And that's where crypto is compelling: not only to separate the politics to the money itself, but also to pair the technological improvement of the underlying infrastructure to the monetary improvement. Think about the improvements of money up until now: it was always a gain of efficiency in terms of transportability. If we tie the transportability to the Moore's law of blockchains on TPS, and overall infra, we could potentially envision a future where money and its efficiency itself improves exponentially, because of the infrastructure being improved - outside of politics and inefficiencies.

The cost of trust

The opening lines of the Bitcoin whitepaper shape a prism through which we can perceive blockchains: a network atop which users (whether humans, bots, AIs, or any entity capable of utilizing a private/public key) conduct transactions without the need for trust.

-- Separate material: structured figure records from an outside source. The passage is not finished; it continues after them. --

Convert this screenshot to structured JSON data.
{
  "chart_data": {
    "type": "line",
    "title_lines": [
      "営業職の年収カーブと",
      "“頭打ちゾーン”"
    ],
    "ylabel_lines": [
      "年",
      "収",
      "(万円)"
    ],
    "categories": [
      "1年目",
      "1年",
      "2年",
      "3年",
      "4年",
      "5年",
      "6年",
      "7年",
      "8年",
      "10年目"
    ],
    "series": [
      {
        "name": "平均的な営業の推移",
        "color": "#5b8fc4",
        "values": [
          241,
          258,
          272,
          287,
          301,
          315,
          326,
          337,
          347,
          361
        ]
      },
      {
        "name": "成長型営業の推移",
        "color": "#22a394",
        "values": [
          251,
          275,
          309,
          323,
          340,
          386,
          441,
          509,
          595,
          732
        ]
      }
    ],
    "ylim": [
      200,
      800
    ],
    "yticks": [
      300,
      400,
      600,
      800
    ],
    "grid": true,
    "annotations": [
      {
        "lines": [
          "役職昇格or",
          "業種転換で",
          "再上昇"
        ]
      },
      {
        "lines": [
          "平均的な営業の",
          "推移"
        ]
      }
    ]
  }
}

Initially, Satoshi Nakamoto wrote about the removal of trust for payments, but we are now able to apply this same idea to pretty much anything on the internet: exchange of information, games, data, and much more. This concept of removing the trust, typically required in traditional systems, gave birth to one of the most used words in the crypto space: "trustless," and it was also one of the main points of criticism from the TradFi world (for example, this paragraph from Matt Levine). It has now become mostly a meme, with most of the new teams building on blockchains choosing "growth" over trustlessness (here, for example). Not that I want to refute this, but we will try to provide a more nuanced vision, one that finally goes beyond the alignment meme and provides tangible value for trustlessness.

How trust affects productivity

There are numerous examples we could draw from history to understand the cost of trust and how it can reshape the way we organize society, but I think the most striking one is the creation of limited liability companies. Before the creation of this legal structure, the cost of trust between investors and entrepreneurs was immense: entrepreneurs had to bear all the risk personally, and investors had to trust entrepreneurs with their assets. LLCs provided a legal framework that enabled entrepreneurs to take risks and innovate while providing clarity and safety for investors. They removed much of the cost of mediation on both sides, including legal costs, and thus improved the overall productivity of society. 

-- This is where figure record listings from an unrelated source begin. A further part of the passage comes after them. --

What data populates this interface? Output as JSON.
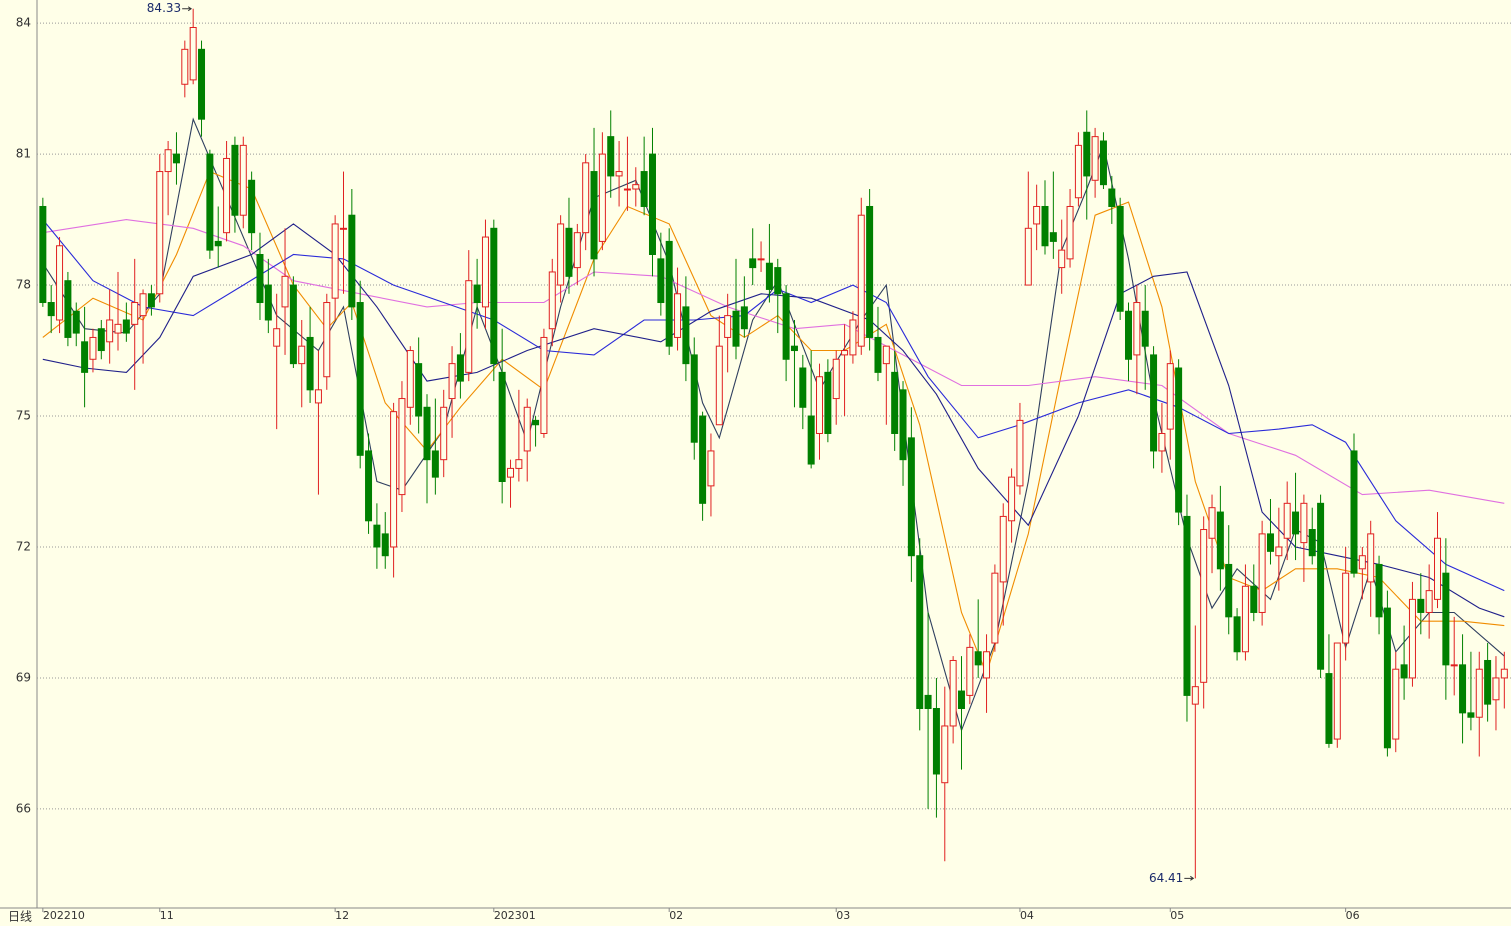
{
  "chart_data": {
    "type": "candlestick",
    "period": "日线",
    "up_color": "#e02020",
    "down_color": "#008000",
    "grid": true,
    "ylim": [
      63.73,
      84.53
    ],
    "yticks": [
      66,
      69,
      72,
      75,
      78,
      81,
      84
    ],
    "xlim": [
      -0.7,
      175.8
    ],
    "xticks": [
      {
        "value": 0,
        "label": "202210"
      },
      {
        "value": 14,
        "label": "11"
      },
      {
        "value": 35,
        "label": "12"
      },
      {
        "value": 54,
        "label": "202301"
      },
      {
        "value": 75,
        "label": "02"
      },
      {
        "value": 95,
        "label": "03"
      },
      {
        "value": 117,
        "label": "04"
      },
      {
        "value": 135,
        "label": "05"
      },
      {
        "value": 156,
        "label": "06"
      }
    ],
    "ohlc": [
      [
        79.8,
        80.0,
        77.5,
        77.6
      ],
      [
        77.6,
        78.0,
        76.9,
        77.3
      ],
      [
        77.2,
        79.1,
        76.9,
        78.9
      ],
      [
        78.1,
        78.3,
        76.6,
        76.8
      ],
      [
        77.4,
        77.6,
        76.6,
        76.9
      ],
      [
        76.7,
        77.5,
        75.2,
        76.0
      ],
      [
        76.3,
        77.0,
        76.0,
        76.8
      ],
      [
        77.0,
        77.2,
        76.3,
        76.5
      ],
      [
        76.7,
        77.9,
        76.2,
        77.2
      ],
      [
        76.9,
        78.3,
        76.5,
        77.1
      ],
      [
        77.2,
        77.6,
        76.7,
        76.9
      ],
      [
        77.1,
        78.6,
        75.6,
        77.6
      ],
      [
        77.3,
        77.9,
        76.2,
        77.8
      ],
      [
        77.8,
        78.0,
        77.3,
        77.5
      ],
      [
        77.8,
        81.0,
        77.6,
        80.6
      ],
      [
        80.6,
        81.3,
        79.6,
        81.1
      ],
      [
        81.0,
        81.5,
        80.3,
        80.8
      ],
      [
        82.6,
        83.6,
        82.3,
        83.4
      ],
      [
        82.7,
        84.33,
        82.6,
        83.9
      ],
      [
        83.4,
        83.6,
        81.4,
        81.8
      ],
      [
        81.0,
        81.1,
        78.6,
        78.8
      ],
      [
        79.0,
        79.8,
        78.4,
        78.9
      ],
      [
        79.2,
        81.3,
        79.0,
        80.9
      ],
      [
        81.2,
        81.4,
        79.2,
        79.6
      ],
      [
        79.6,
        81.4,
        79.3,
        81.2
      ],
      [
        80.4,
        80.6,
        78.8,
        79.2
      ],
      [
        78.7,
        79.2,
        77.2,
        77.6
      ],
      [
        78.0,
        78.6,
        76.9,
        77.2
      ],
      [
        76.6,
        77.8,
        74.7,
        77.0
      ],
      [
        77.5,
        79.3,
        76.4,
        78.2
      ],
      [
        78.0,
        78.2,
        76.1,
        76.2
      ],
      [
        76.2,
        77.2,
        75.2,
        76.6
      ],
      [
        76.8,
        77.5,
        75.3,
        75.6
      ],
      [
        75.3,
        76.5,
        73.2,
        75.6
      ],
      [
        75.9,
        77.8,
        75.6,
        77.6
      ],
      [
        77.7,
        79.6,
        77.2,
        79.4
      ],
      [
        79.3,
        80.6,
        77.8,
        79.3
      ],
      [
        79.6,
        80.2,
        77.2,
        77.5
      ],
      [
        77.6,
        78.1,
        73.8,
        74.1
      ],
      [
        74.2,
        74.6,
        72.3,
        72.6
      ],
      [
        72.5,
        73.0,
        71.5,
        72.0
      ],
      [
        72.3,
        72.8,
        71.5,
        71.8
      ],
      [
        72.0,
        75.3,
        71.3,
        75.1
      ],
      [
        73.2,
        75.8,
        72.8,
        75.4
      ],
      [
        75.2,
        76.6,
        74.8,
        76.5
      ],
      [
        76.2,
        76.8,
        74.6,
        75.0
      ],
      [
        75.2,
        75.5,
        73.0,
        74.0
      ],
      [
        74.2,
        75.4,
        73.2,
        73.6
      ],
      [
        74.0,
        75.6,
        73.6,
        75.2
      ],
      [
        75.4,
        76.6,
        74.5,
        76.2
      ],
      [
        76.4,
        76.9,
        75.4,
        75.8
      ],
      [
        76.0,
        78.8,
        75.8,
        78.1
      ],
      [
        78.0,
        78.6,
        77.0,
        77.6
      ],
      [
        77.5,
        79.5,
        77.0,
        79.1
      ],
      [
        79.3,
        79.5,
        75.8,
        76.2
      ],
      [
        76.0,
        77.0,
        73.0,
        73.5
      ],
      [
        73.6,
        74.0,
        72.9,
        73.8
      ],
      [
        73.8,
        75.6,
        73.5,
        74.0
      ],
      [
        74.2,
        75.4,
        73.5,
        75.2
      ],
      [
        74.9,
        75.0,
        74.3,
        74.8
      ],
      [
        74.6,
        77.0,
        74.5,
        76.8
      ],
      [
        77.0,
        78.6,
        76.6,
        78.3
      ],
      [
        78.0,
        79.6,
        77.6,
        79.4
      ],
      [
        79.3,
        80.0,
        77.8,
        78.2
      ],
      [
        78.4,
        79.4,
        78.0,
        79.2
      ],
      [
        79.2,
        81.0,
        78.8,
        80.8
      ],
      [
        80.6,
        81.6,
        78.2,
        78.6
      ],
      [
        79.0,
        81.5,
        78.8,
        81.0
      ],
      [
        81.4,
        82.0,
        80.0,
        80.5
      ],
      [
        80.5,
        81.3,
        79.8,
        80.6
      ],
      [
        80.2,
        81.4,
        79.7,
        80.2
      ],
      [
        80.2,
        80.7,
        79.8,
        80.3
      ],
      [
        80.6,
        81.4,
        79.6,
        79.8
      ],
      [
        81.0,
        81.6,
        78.2,
        78.7
      ],
      [
        78.6,
        79.2,
        77.3,
        77.6
      ],
      [
        79.0,
        79.3,
        76.4,
        76.6
      ],
      [
        76.8,
        78.4,
        76.5,
        77.8
      ],
      [
        77.5,
        78.2,
        75.8,
        76.2
      ],
      [
        76.4,
        76.8,
        74.0,
        74.4
      ],
      [
        75.0,
        75.1,
        72.6,
        73.0
      ],
      [
        73.4,
        74.6,
        72.7,
        74.2
      ],
      [
        74.8,
        77.3,
        74.8,
        76.6
      ],
      [
        76.8,
        77.8,
        76.0,
        77.3
      ],
      [
        77.4,
        78.6,
        76.3,
        76.6
      ],
      [
        77.5,
        78.2,
        76.8,
        77.0
      ],
      [
        78.6,
        79.3,
        78.0,
        78.4
      ],
      [
        78.6,
        79.0,
        78.3,
        78.6
      ],
      [
        78.5,
        79.4,
        77.6,
        77.9
      ],
      [
        78.4,
        78.6,
        76.9,
        77.8
      ],
      [
        77.8,
        78.0,
        75.8,
        76.3
      ],
      [
        76.6,
        77.2,
        75.2,
        76.5
      ],
      [
        76.1,
        76.4,
        74.7,
        75.2
      ],
      [
        75.0,
        76.5,
        73.8,
        73.9
      ],
      [
        74.6,
        76.2,
        74.0,
        75.9
      ],
      [
        76.0,
        76.3,
        74.4,
        74.6
      ],
      [
        75.4,
        76.5,
        74.8,
        76.3
      ],
      [
        76.4,
        77.1,
        75.0,
        76.5
      ],
      [
        76.4,
        77.4,
        76.2,
        77.2
      ],
      [
        76.6,
        80.0,
        76.4,
        79.6
      ],
      [
        79.8,
        80.2,
        76.5,
        76.8
      ],
      [
        76.8,
        77.5,
        75.8,
        76.0
      ],
      [
        76.2,
        76.6,
        74.8,
        76.6
      ],
      [
        76.0,
        76.5,
        74.2,
        74.6
      ],
      [
        75.6,
        75.8,
        73.4,
        74.0
      ],
      [
        74.5,
        75.2,
        71.2,
        71.8
      ],
      [
        71.8,
        72.2,
        67.8,
        68.3
      ],
      [
        68.6,
        70.5,
        66.0,
        68.3
      ],
      [
        68.3,
        69.0,
        65.8,
        66.8
      ],
      [
        66.6,
        68.8,
        64.8,
        67.9
      ],
      [
        67.9,
        69.5,
        67.5,
        69.4
      ],
      [
        68.7,
        69.5,
        66.9,
        68.3
      ],
      [
        68.6,
        70.0,
        68.4,
        69.7
      ],
      [
        69.6,
        70.8,
        69.0,
        69.3
      ],
      [
        69.0,
        70.0,
        68.2,
        69.6
      ],
      [
        69.8,
        71.6,
        69.6,
        71.4
      ],
      [
        71.2,
        73.0,
        70.2,
        72.7
      ],
      [
        72.6,
        73.8,
        72.1,
        73.6
      ],
      [
        73.4,
        75.3,
        73.2,
        74.9
      ],
      [
        78.0,
        80.6,
        78.0,
        79.3
      ],
      [
        79.4,
        80.3,
        78.8,
        79.8
      ],
      [
        79.8,
        80.4,
        78.7,
        78.9
      ],
      [
        79.2,
        80.6,
        78.6,
        79.0
      ],
      [
        78.4,
        79.5,
        77.8,
        78.8
      ],
      [
        78.6,
        80.2,
        78.4,
        79.8
      ],
      [
        80.0,
        81.5,
        79.8,
        81.2
      ],
      [
        81.5,
        82.0,
        79.5,
        80.5
      ],
      [
        80.4,
        81.6,
        80.0,
        81.4
      ],
      [
        81.3,
        81.5,
        80.2,
        80.3
      ],
      [
        80.2,
        80.5,
        79.4,
        79.8
      ],
      [
        79.8,
        80.0,
        77.2,
        77.4
      ],
      [
        77.4,
        77.6,
        75.8,
        76.3
      ],
      [
        76.4,
        78.0,
        75.5,
        77.6
      ],
      [
        77.4,
        78.0,
        75.6,
        76.6
      ],
      [
        76.4,
        76.6,
        73.8,
        74.2
      ],
      [
        74.2,
        75.3,
        73.7,
        74.6
      ],
      [
        74.7,
        76.5,
        74.0,
        76.2
      ],
      [
        76.1,
        76.3,
        72.5,
        72.8
      ],
      [
        72.7,
        73.2,
        68.0,
        68.6
      ],
      [
        68.4,
        70.2,
        64.41,
        68.8
      ],
      [
        68.9,
        72.7,
        68.3,
        72.4
      ],
      [
        72.2,
        73.2,
        71.4,
        72.9
      ],
      [
        72.8,
        73.4,
        71.0,
        71.5
      ],
      [
        71.6,
        72.5,
        70.0,
        70.4
      ],
      [
        70.4,
        70.6,
        69.4,
        69.6
      ],
      [
        69.6,
        71.6,
        69.4,
        71.1
      ],
      [
        71.1,
        71.6,
        70.3,
        70.5
      ],
      [
        70.5,
        72.6,
        70.2,
        72.3
      ],
      [
        72.3,
        73.1,
        71.6,
        71.9
      ],
      [
        71.8,
        72.9,
        71.0,
        72.0
      ],
      [
        72.2,
        73.5,
        71.7,
        73.0
      ],
      [
        72.8,
        73.7,
        71.7,
        72.3
      ],
      [
        72.1,
        73.2,
        71.2,
        73.0
      ],
      [
        72.4,
        72.9,
        71.6,
        71.8
      ],
      [
        73.0,
        73.2,
        69.0,
        69.2
      ],
      [
        69.1,
        70.0,
        67.4,
        67.5
      ],
      [
        67.6,
        69.8,
        67.4,
        69.8
      ],
      [
        69.8,
        72.0,
        69.4,
        71.4
      ],
      [
        74.2,
        74.6,
        71.3,
        71.4
      ],
      [
        71.5,
        72.0,
        70.8,
        71.8
      ],
      [
        71.2,
        72.6,
        70.4,
        72.3
      ],
      [
        71.6,
        71.8,
        70.0,
        70.4
      ],
      [
        70.6,
        71.0,
        67.2,
        67.4
      ],
      [
        67.6,
        69.6,
        67.3,
        69.2
      ],
      [
        69.3,
        70.2,
        68.5,
        69.0
      ],
      [
        69.0,
        71.2,
        68.8,
        70.8
      ],
      [
        70.8,
        71.4,
        70.0,
        70.5
      ],
      [
        70.5,
        71.6,
        69.9,
        71.0
      ],
      [
        70.8,
        72.8,
        70.6,
        72.2
      ],
      [
        71.4,
        72.2,
        68.5,
        69.3
      ],
      [
        69.3,
        70.4,
        68.6,
        69.3
      ],
      [
        69.3,
        70.0,
        67.5,
        68.2
      ],
      [
        68.2,
        69.6,
        67.8,
        68.1
      ],
      [
        68.1,
        69.6,
        67.2,
        69.2
      ],
      [
        69.4,
        69.8,
        68.0,
        68.4
      ],
      [
        68.5,
        69.5,
        67.8,
        69.0
      ],
      [
        69.0,
        69.6,
        68.3,
        69.2
      ]
    ],
    "series": [
      {
        "color": "#2f3f5f",
        "x": [
          0,
          5,
          10,
          14,
          18,
          22,
          28,
          33,
          36,
          40,
          43,
          48,
          52,
          55,
          58,
          62,
          66,
          71,
          75,
          79,
          81,
          85,
          88,
          93,
          98,
          101,
          106,
          110,
          114,
          118,
          122,
          125,
          127,
          130,
          133,
          137,
          140,
          143,
          147,
          150,
          153,
          156,
          159,
          162,
          166,
          169,
          175
        ],
        "values": [
          78.5,
          77.0,
          76.9,
          77.8,
          81.8,
          80.0,
          77.3,
          76.5,
          77.5,
          73.5,
          73.3,
          74.7,
          77.5,
          76.0,
          74.4,
          77.5,
          80.0,
          80.4,
          78.5,
          75.3,
          74.5,
          77.2,
          78.1,
          75.6,
          77.2,
          78.0,
          70.5,
          67.8,
          69.8,
          73.5,
          78.8,
          80.2,
          81.2,
          78.6,
          75.4,
          72.2,
          70.6,
          71.5,
          70.8,
          72.4,
          72.1,
          69.7,
          71.5,
          69.6,
          70.5,
          70.5,
          69.5
        ]
      },
      {
        "color": "#f08c00",
        "x": [
          0,
          6,
          12,
          16,
          20,
          25,
          30,
          34,
          37,
          41,
          46,
          50,
          55,
          60,
          66,
          70,
          75,
          80,
          84,
          88,
          92,
          96,
          101,
          105,
          110,
          113,
          118,
          122,
          126,
          130,
          134,
          138,
          142,
          146,
          150,
          155,
          160,
          165,
          170,
          175
        ],
        "values": [
          76.8,
          77.7,
          77.2,
          78.7,
          80.6,
          80.2,
          78.0,
          77.0,
          77.6,
          75.3,
          74.2,
          75.2,
          76.3,
          75.6,
          78.6,
          79.8,
          79.4,
          77.3,
          76.8,
          77.3,
          76.5,
          76.5,
          77.1,
          74.8,
          70.5,
          69.1,
          72.3,
          76.0,
          79.6,
          79.9,
          77.5,
          73.5,
          71.3,
          71.0,
          71.5,
          71.5,
          71.3,
          70.3,
          70.3,
          70.2
        ]
      },
      {
        "color": "#e070e0",
        "x": [
          0,
          10,
          18,
          24,
          30,
          38,
          46,
          52,
          60,
          66,
          74,
          82,
          90,
          96,
          102,
          110,
          118,
          126,
          134,
          142,
          150,
          158,
          166,
          175
        ],
        "values": [
          79.2,
          79.5,
          79.3,
          78.9,
          78.1,
          77.8,
          77.5,
          77.6,
          77.6,
          78.3,
          78.2,
          77.5,
          77.0,
          77.1,
          76.5,
          75.7,
          75.7,
          75.9,
          75.7,
          74.6,
          74.1,
          73.2,
          73.3,
          73.0
        ]
      },
      {
        "color": "#2a2ad8",
        "x": [
          0,
          6,
          12,
          18,
          24,
          30,
          36,
          42,
          48,
          54,
          60,
          66,
          72,
          78,
          84,
          88,
          92,
          97,
          101,
          106,
          112,
          117,
          124,
          130,
          136,
          142,
          148,
          152,
          156,
          162,
          168,
          175
        ],
        "values": [
          79.5,
          78.1,
          77.5,
          77.3,
          78.0,
          78.7,
          78.6,
          78.0,
          77.6,
          77.2,
          76.5,
          76.4,
          77.2,
          77.2,
          77.3,
          77.9,
          77.6,
          78.0,
          77.6,
          75.9,
          74.5,
          74.8,
          75.3,
          75.6,
          75.2,
          74.6,
          74.7,
          74.8,
          74.4,
          72.6,
          71.6,
          71.0
        ]
      },
      {
        "color": "#20208a",
        "x": [
          0,
          5,
          10,
          14,
          18,
          25,
          30,
          35,
          40,
          46,
          52,
          58,
          66,
          74,
          80,
          86,
          92,
          99,
          103,
          107,
          112,
          118,
          124,
          129,
          133,
          137,
          142,
          146,
          150,
          155,
          160,
          166,
          172,
          175
        ],
        "values": [
          76.3,
          76.1,
          76.0,
          76.8,
          78.2,
          78.7,
          79.4,
          78.7,
          77.5,
          75.8,
          76.0,
          76.5,
          77.0,
          76.7,
          77.4,
          77.8,
          77.7,
          77.2,
          76.5,
          75.5,
          73.8,
          72.5,
          75.0,
          77.8,
          78.2,
          78.3,
          75.7,
          72.8,
          72.0,
          71.8,
          71.6,
          71.3,
          70.6,
          70.4
        ]
      }
    ]
  }
}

Now let's consider blockchains: they remove the need for trust for any transaction on the internet. There's no cost of mediation when you transact on Ethereum or Bitcoin: once your transaction is included in a block, there's no way to go back (except for reorgs - you'll actually have to wait a few blocks). There are also no intermediary fees: you can send, lend, borrow, and do thousands of other things without intermediaries. Blockchains provide trustless trust, and just as LLCs improved human productivity by reducing the cost of trust in business interactions, blockchains will improve the world's productivity (because yes, even AIs can have access to this) by reducing the cost of trust in any transaction.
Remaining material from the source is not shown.